Update: As predicted, DRIP has already become law: it received royal assent on Thursday July 17, 2014.

The UK government is currently forcing through Parliament a wide-ranging set of changes to that country's digital surveillance and data retention law. The pace of the progression of the new amendments, called the Digital Retention and Investigatory Powers Bill (or "DRIP") has been astounding. Introduced without warning last Friday, if not opposed by peers in Britain's House of Lords, it looks like it may become law within the week.

Opponents of the bill are having to work as individuals, as the leadership of all the major parties support the bill, including Labour, the main opposition party, and governing coalition partners the Liberal Democrats, despite that party's historic reputation for defending civil liberties. The price for these parties' support appears to have been a handful of minor concessions to allow further oversight.

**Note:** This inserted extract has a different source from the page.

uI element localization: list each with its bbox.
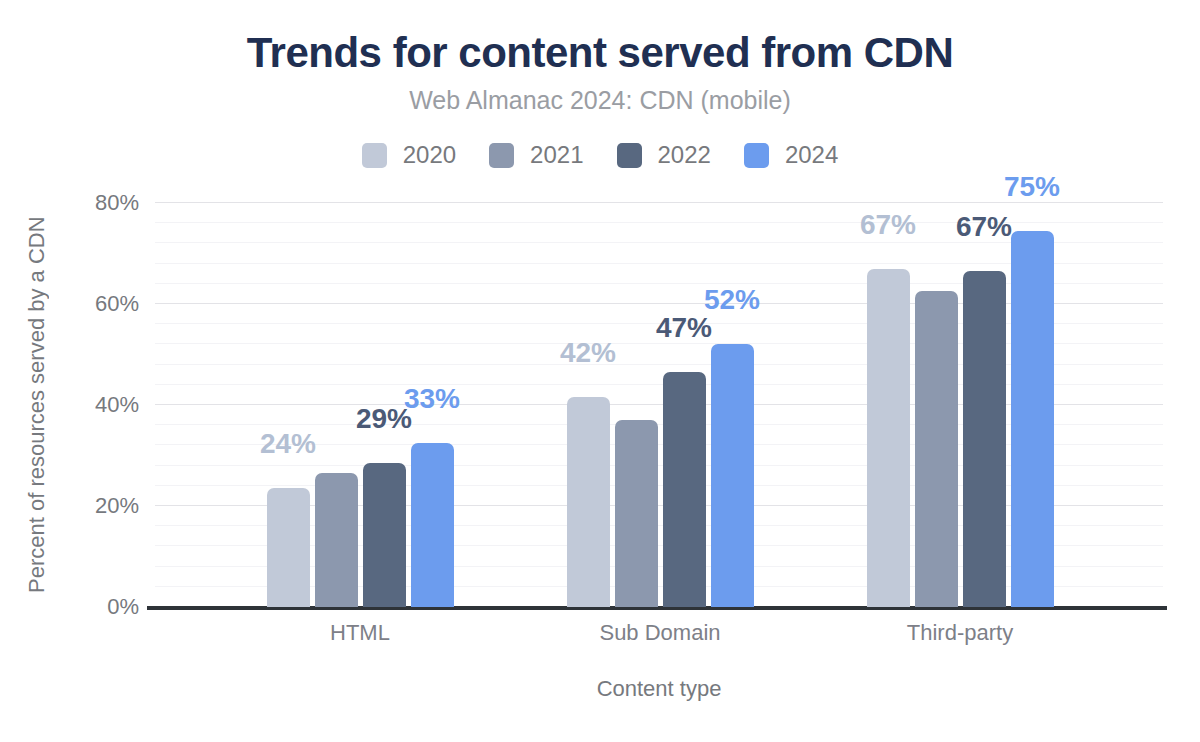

That price is far too low. The oversight proposals appear to be based on the United States' surveillance review mechanisms: a privacy and civil liberties oversight board modeled on the United State's board of the same name, and a sunset (expiry) date on the legislation. Both of these approaches have proven to be failures within the United States.

DRIP's sunset proposals are an echo of the same clauses in the United States' PATRIOT Act, where expansive wiretapping clauses written in the weeks after 9/11 were built to expire on December 31, 2005. Like DRIP, the sunset provisions were an attempt to mollify those concerned that the legislation was rushing through emergency measures without due consideration. Thirteen years later, and four sunsets later, none of these temporary provisions have been substantially reformed, moderated or revoked. It seems to be a law of nature: just as the sun always rises after a sunset, so sunset clauses are always renewed.

If British members of parliament believe they will be given more scope from a future government to re-consider their decisions after a sunset period, they should ask themselves what will make the future different from today, when existing oversight bodies such as the UK's Intelligence and Security Committee and the House of Lords Constitution Committee have been ignored.

The misadventures of the United States' Privacy and Civil Liberties Oversight Board are even less inspiring. Created in 2005 on the recommendation of the Senate 9-11 Commission, the PCLOB operated for barely a year before being caught between disputes between Congress and the Presidency. One of its members resigned over Whitehouse interference. Between January 2008, and May 2013, the PLOB lacked members and was effectively non-existent. While the newly-reformed independent executive agency has subsequently been critical of the NSA's domestic surveillance program, this has largely been in response to the Snowden documents, and the impact of its reports has so far been limited.

True oversight means being time to consider the issues at length, and with technical and policy assistance. Britain is not the only country in Europe responding to the revocation of the Data Retention Directive. To avoid violating EU law again, its politicians should consult with other countries to develop a consistent and rights-friendly surveillance policy. Britain's PCLOB is so far based on a promise: it is not mentioned in DRIP bill, and has been given no statutory powers. An oversight body needs the right to subpoena, and the right of access to technical expertise. It should be a Parliamentary institution, not a board that reports to the Prime Minister. Better still, open judicial review of surveillance warrants should be introduced, rather than the secret and executive-driven model currently mandated by UK law.

As Labour Member of Parliament Tom Watson notes, the urgency ceded by Britain's opposition parties to DRIP's passage make little sense. The government claims that the law needs to be passed quickly to re-impose data retention on ISPs after the Europe-wide Data Retention Directive was revoked as a violation of European human rights by the EU's Court of Justice (CJEU). But the CJEU's decision was in April; any legal challenge to continuing data retention within the United Kingdom would take at least seven months to complete. Besides, the point of the CJEU's decision was that data retention requires greater oversight and better consideration of human rights, not less. To ram through a blunt data retention bill while postponing or evading the civil liberties consequences is exactly the opposite of the intent of that court.

At best, these rushed proposals simply buy the government more time for its unnecessary and disproportionate surveillance measures before they are eventually struck down once again by the European Courts. At worse, Britain is running blindly into an unsafe regime of mass data collection and analysis that we already know to be violations of European human rights law, with public oversight systems that has been proven by the United States to be woefully insufficient.